Part II: Data Manupulation and Creating Visualization

SPY vs ACWX

In order to compare the relationship between the return of SPY and ACWX, Haiming merged previous created data frames from SPY and ACWX, also created line chart to show the return of both stocks over the years. Also created Scatter plot and used linear regression to discover the correlation between the two stock indexes. The result shows although over all the US Market has higher return on average (might also because the world market index ACWX was only incepted in 2008), the two markets has a strong positive correlation based on these two indexes, we obtained a pearson correlation coefficient of 0.80.

SPY vs Twitter Sentiment Analysis Result:

Using David's results from the sentiment analysis, Haiming merged the analysis result (data frame) with the SPY return, he used hvplot to created a line chart showing the trends of both the sentiment score and the SPY return during the same time period. He also created a scatter plot and generated a linear regression showing very weak correlation between the two with a pearson coefficient of 0.02 only. Another factor to consider when looking at the result is the small sample size of the tweets we used to test the hypothesis

Some Observations and Questions After looking at SPY

  1. SPY daily return is not normalize distributed
  2. SPY has fatter tail and negative skewed. which means negative out come thend to become more frequent and larger then a normal distribution applied
  3. The daily up & down occurance tend to become 50/50 and evenly distributed. A 3 days consective positive return is rare; (based on 1993 data) a 6 days consecutive positive return is extremly rare: 98.08% consecutive upday below or equal 6 days.

Questions based on these observations: Does each day's return has its independ probability? Does a 6-day consecutive return alwasys signals a immediate reversal? What about overlaping factors on 5 or 4 days? Since the occurance is less rare and comparable meanningful as well.

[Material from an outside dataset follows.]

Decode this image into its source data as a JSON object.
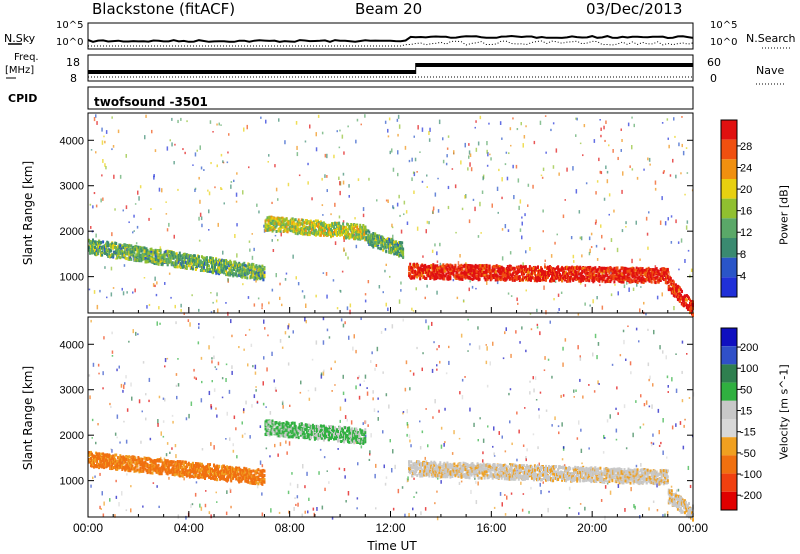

  1. The rolling 5 days ATR suggest the true range of daily high-low is 1.616% compare rolling 50-years historical realize vol at 1.314% daily. The stock is at high vol regime; Maybe consider to work on setting risk management tight/adjust expectation based on current/forecast(catalyst) vol enviorment. 5.SPY vs rest of word: SPY- us 500 major stock index ACWX-ex US etf. reference at: factsheet: https://www.ishares.com/us/literature/fact-sheet/acwx-ishares-msci-acwi-ex-u-s-etf-fund-fact-sheet-en-us.pdf General take away: SPY tend to outperform ACWX in majority of times; more effcient risk adjust return investment comapre to ACWX. To support claim base on following metrix: CAGR% spy 9.67% vs 0.86% Sharp 0.54 vs 0.13 combine with Sortino for downside SPY 0.83 VS ACWX0.24; Pearson correlation coefficient between SPY and ACWX is 0.80, showing a strong positive correlation.